Note: Participants, including Elders and/or Indigenous Knowledge Keepers, may participate on an application in a Collaborator role without the need to secure a CIHR PIN. Follow the instructions in the How to Apply section that pertain to Collaborators and indicate their role in the participant table. Elders and/or Indigenous Knowledge Keepers' contributions to the proposed activities and their meaningful engagement must also be captured in the research proposal to address the points outlined in the evaluation criteria. Please note, names of Collaborators do not appear in CIHR funding decision databases and documents.
CIHR and partner(s) financial contributions for this initiative are subject to availability of funds. Should CIHR or partner(s) funding levels not be available or are decreased due to unforeseen circumstances, CIHR and partner(s) reserve the right to reduce, defer or suspend financial contributions to grants received as a result of this funding opportunity.

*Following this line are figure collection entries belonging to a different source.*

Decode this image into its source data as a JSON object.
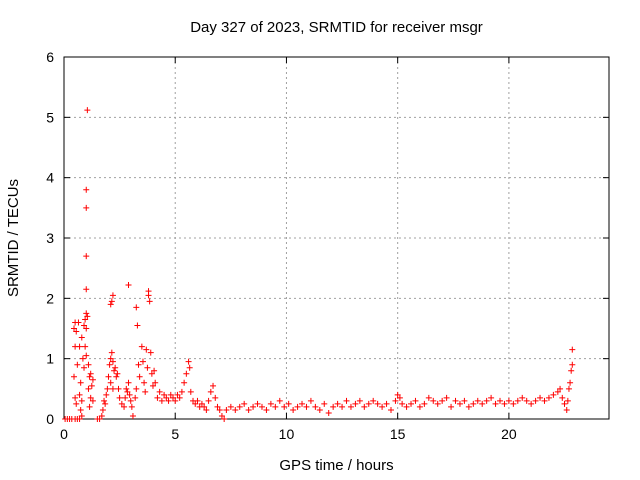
{
  "chart_data": {
    "type": "scatter",
    "title": "Day 327 of 2023, SRMTID for receiver msgr",
    "xlabel": "GPS time / hours",
    "ylabel": "SRMTID / TECUs",
    "xlim": [
      0,
      24.5
    ],
    "ylim": [
      0,
      6
    ],
    "xticks": [
      0,
      5,
      10,
      15,
      20
    ],
    "yticks": [
      0,
      1,
      2,
      3,
      4,
      5,
      6
    ],
    "grid": true,
    "marker": "+",
    "color": "#ff0000",
    "series": [
      {
        "name": "SRMTID",
        "points": [
          [
            0.05,
            0.0
          ],
          [
            0.15,
            0.0
          ],
          [
            0.25,
            0.0
          ],
          [
            0.35,
            0.0
          ],
          [
            0.5,
            0.0
          ],
          [
            0.6,
            0.0
          ],
          [
            0.7,
            0.0
          ],
          [
            0.8,
            0.05
          ],
          [
            0.45,
            1.5
          ],
          [
            0.5,
            1.6
          ],
          [
            0.55,
            1.45
          ],
          [
            0.5,
            1.2
          ],
          [
            0.6,
            0.9
          ],
          [
            0.45,
            0.7
          ],
          [
            0.5,
            0.35
          ],
          [
            0.55,
            0.25
          ],
          [
            0.65,
            1.6
          ],
          [
            0.7,
            1.2
          ],
          [
            0.75,
            0.6
          ],
          [
            0.7,
            0.4
          ],
          [
            0.8,
            0.3
          ],
          [
            0.75,
            0.15
          ],
          [
            0.85,
            1.0
          ],
          [
            0.8,
            1.35
          ],
          [
            0.9,
            1.55
          ],
          [
            0.95,
            1.65
          ],
          [
            1.0,
            1.75
          ],
          [
            1.05,
            1.7
          ],
          [
            1.0,
            1.5
          ],
          [
            0.95,
            1.2
          ],
          [
            1.0,
            1.05
          ],
          [
            0.9,
            0.85
          ],
          [
            1.0,
            2.15
          ],
          [
            1.0,
            2.7
          ],
          [
            1.0,
            3.5
          ],
          [
            1.0,
            3.8
          ],
          [
            1.05,
            5.12
          ],
          [
            1.1,
            0.9
          ],
          [
            1.15,
            0.7
          ],
          [
            1.2,
            0.75
          ],
          [
            1.25,
            0.55
          ],
          [
            1.3,
            0.65
          ],
          [
            1.1,
            0.5
          ],
          [
            1.2,
            0.35
          ],
          [
            1.3,
            0.3
          ],
          [
            1.15,
            0.2
          ],
          [
            1.5,
            0.0
          ],
          [
            1.6,
            0.0
          ],
          [
            1.7,
            0.05
          ],
          [
            1.75,
            0.15
          ],
          [
            1.8,
            0.3
          ],
          [
            1.85,
            0.25
          ],
          [
            1.9,
            0.4
          ],
          [
            1.95,
            0.5
          ],
          [
            2.0,
            0.7
          ],
          [
            2.05,
            0.9
          ],
          [
            2.1,
            1.0
          ],
          [
            2.15,
            1.1
          ],
          [
            2.2,
            0.95
          ],
          [
            2.25,
            0.8
          ],
          [
            2.1,
            0.6
          ],
          [
            2.2,
            0.5
          ],
          [
            2.1,
            1.9
          ],
          [
            2.2,
            2.05
          ],
          [
            2.15,
            1.95
          ],
          [
            2.3,
            0.85
          ],
          [
            2.35,
            0.7
          ],
          [
            2.4,
            0.75
          ],
          [
            2.45,
            0.5
          ],
          [
            2.5,
            0.35
          ],
          [
            2.6,
            0.25
          ],
          [
            2.7,
            0.2
          ],
          [
            2.75,
            0.35
          ],
          [
            2.8,
            0.5
          ],
          [
            2.85,
            0.45
          ],
          [
            2.9,
            0.6
          ],
          [
            2.95,
            0.4
          ],
          [
            3.0,
            0.3
          ],
          [
            2.9,
            2.22
          ],
          [
            3.05,
            0.2
          ],
          [
            3.1,
            0.05
          ],
          [
            3.2,
            0.35
          ],
          [
            3.25,
            0.5
          ],
          [
            3.3,
            1.55
          ],
          [
            3.25,
            1.85
          ],
          [
            3.35,
            0.9
          ],
          [
            3.4,
            0.7
          ],
          [
            3.5,
            1.2
          ],
          [
            3.55,
            0.95
          ],
          [
            3.6,
            0.6
          ],
          [
            3.65,
            0.45
          ],
          [
            3.7,
            1.15
          ],
          [
            3.75,
            0.85
          ],
          [
            3.8,
            2.05
          ],
          [
            3.8,
            2.12
          ],
          [
            3.85,
            1.95
          ],
          [
            3.9,
            1.1
          ],
          [
            3.95,
            0.75
          ],
          [
            4.0,
            0.55
          ],
          [
            4.05,
            0.8
          ],
          [
            4.1,
            0.6
          ],
          [
            4.2,
            0.35
          ],
          [
            4.3,
            0.45
          ],
          [
            4.4,
            0.3
          ],
          [
            4.5,
            0.4
          ],
          [
            4.6,
            0.35
          ],
          [
            4.7,
            0.3
          ],
          [
            4.8,
            0.4
          ],
          [
            4.9,
            0.35
          ],
          [
            5.0,
            0.3
          ],
          [
            5.1,
            0.4
          ],
          [
            5.2,
            0.35
          ],
          [
            5.3,
            0.45
          ],
          [
            5.4,
            0.6
          ],
          [
            5.5,
            0.75
          ],
          [
            5.6,
            0.95
          ],
          [
            5.65,
            0.85
          ],
          [
            5.7,
            0.45
          ],
          [
            5.8,
            0.3
          ],
          [
            5.9,
            0.25
          ],
          [
            6.0,
            0.3
          ],
          [
            6.1,
            0.2
          ],
          [
            6.2,
            0.25
          ],
          [
            6.3,
            0.2
          ],
          [
            6.4,
            0.15
          ],
          [
            6.5,
            0.3
          ],
          [
            6.6,
            0.45
          ],
          [
            6.7,
            0.55
          ],
          [
            6.8,
            0.35
          ],
          [
            6.9,
            0.2
          ],
          [
            7.0,
            0.15
          ],
          [
            7.1,
            0.05
          ],
          [
            7.2,
            0.0
          ],
          [
            7.3,
            0.15
          ],
          [
            7.5,
            0.2
          ],
          [
            7.7,
            0.15
          ],
          [
            7.9,
            0.2
          ],
          [
            8.1,
            0.25
          ],
          [
            8.3,
            0.15
          ],
          [
            8.5,
            0.2
          ],
          [
            8.7,
            0.25
          ],
          [
            8.9,
            0.2
          ],
          [
            9.1,
            0.15
          ],
          [
            9.3,
            0.25
          ],
          [
            9.5,
            0.2
          ],
          [
            9.7,
            0.3
          ],
          [
            9.9,
            0.2
          ],
          [
            10.1,
            0.25
          ],
          [
            10.3,
            0.15
          ],
          [
            10.5,
            0.2
          ],
          [
            10.7,
            0.25
          ],
          [
            10.9,
            0.2
          ],
          [
            11.1,
            0.3
          ],
          [
            11.3,
            0.2
          ],
          [
            11.5,
            0.15
          ],
          [
            11.7,
            0.25
          ],
          [
            11.9,
            0.1
          ],
          [
            12.1,
            0.2
          ],
          [
            12.3,
            0.25
          ],
          [
            12.5,
            0.2
          ],
          [
            12.7,
            0.3
          ],
          [
            12.9,
            0.2
          ],
          [
            13.1,
            0.25
          ],
          [
            13.3,
            0.3
          ],
          [
            13.5,
            0.2
          ],
          [
            13.7,
            0.25
          ],
          [
            13.9,
            0.3
          ],
          [
            14.1,
            0.25
          ],
          [
            14.3,
            0.2
          ],
          [
            14.5,
            0.25
          ],
          [
            14.7,
            0.15
          ],
          [
            14.9,
            0.3
          ],
          [
            15.0,
            0.4
          ],
          [
            15.1,
            0.35
          ],
          [
            15.2,
            0.25
          ],
          [
            15.4,
            0.2
          ],
          [
            15.6,
            0.25
          ],
          [
            15.8,
            0.3
          ],
          [
            16.0,
            0.2
          ],
          [
            16.2,
            0.25
          ],
          [
            16.4,
            0.35
          ],
          [
            16.6,
            0.3
          ],
          [
            16.8,
            0.25
          ],
          [
            17.0,
            0.3
          ],
          [
            17.2,
            0.35
          ],
          [
            17.4,
            0.2
          ],
          [
            17.6,
            0.3
          ],
          [
            17.8,
            0.25
          ],
          [
            18.0,
            0.3
          ],
          [
            18.2,
            0.2
          ],
          [
            18.4,
            0.25
          ],
          [
            18.6,
            0.3
          ],
          [
            18.8,
            0.25
          ],
          [
            19.0,
            0.3
          ],
          [
            19.2,
            0.35
          ],
          [
            19.4,
            0.25
          ],
          [
            19.6,
            0.3
          ],
          [
            19.8,
            0.25
          ],
          [
            20.0,
            0.3
          ],
          [
            20.2,
            0.25
          ],
          [
            20.4,
            0.3
          ],
          [
            20.6,
            0.35
          ],
          [
            20.8,
            0.3
          ],
          [
            21.0,
            0.25
          ],
          [
            21.2,
            0.3
          ],
          [
            21.4,
            0.35
          ],
          [
            21.6,
            0.3
          ],
          [
            21.8,
            0.35
          ],
          [
            22.0,
            0.4
          ],
          [
            22.2,
            0.45
          ],
          [
            22.3,
            0.5
          ],
          [
            22.4,
            0.35
          ],
          [
            22.5,
            0.25
          ],
          [
            22.6,
            0.15
          ],
          [
            22.65,
            0.3
          ],
          [
            22.7,
            0.5
          ],
          [
            22.75,
            0.6
          ],
          [
            22.8,
            0.8
          ],
          [
            22.85,
            0.9
          ],
          [
            22.85,
            1.15
          ]
        ]
      }
    ]
  }
}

The total amount available for this funding opportunity is $2,000,000 enough to fund approximately ten (10) grants. The maximum amount per grant is $200,000 for up to one (1) year.
Of this $2,000,000,
$600,000 is available to fund three (3) applications relevant to the Indigenous Health Research pool
$1,400,000 is available to fund seven (7) applications relevant to the general pool
Applications relevant to the Indigenous Health Research pool will be funded top down in order of ranking. Remaining fundable applications from the Indigenous Health Research pool will then be rolled into the general pool and funded in rank order as far as funds will allow.
This funding opportunity does NOT require 1:1 matching of CIHR funds.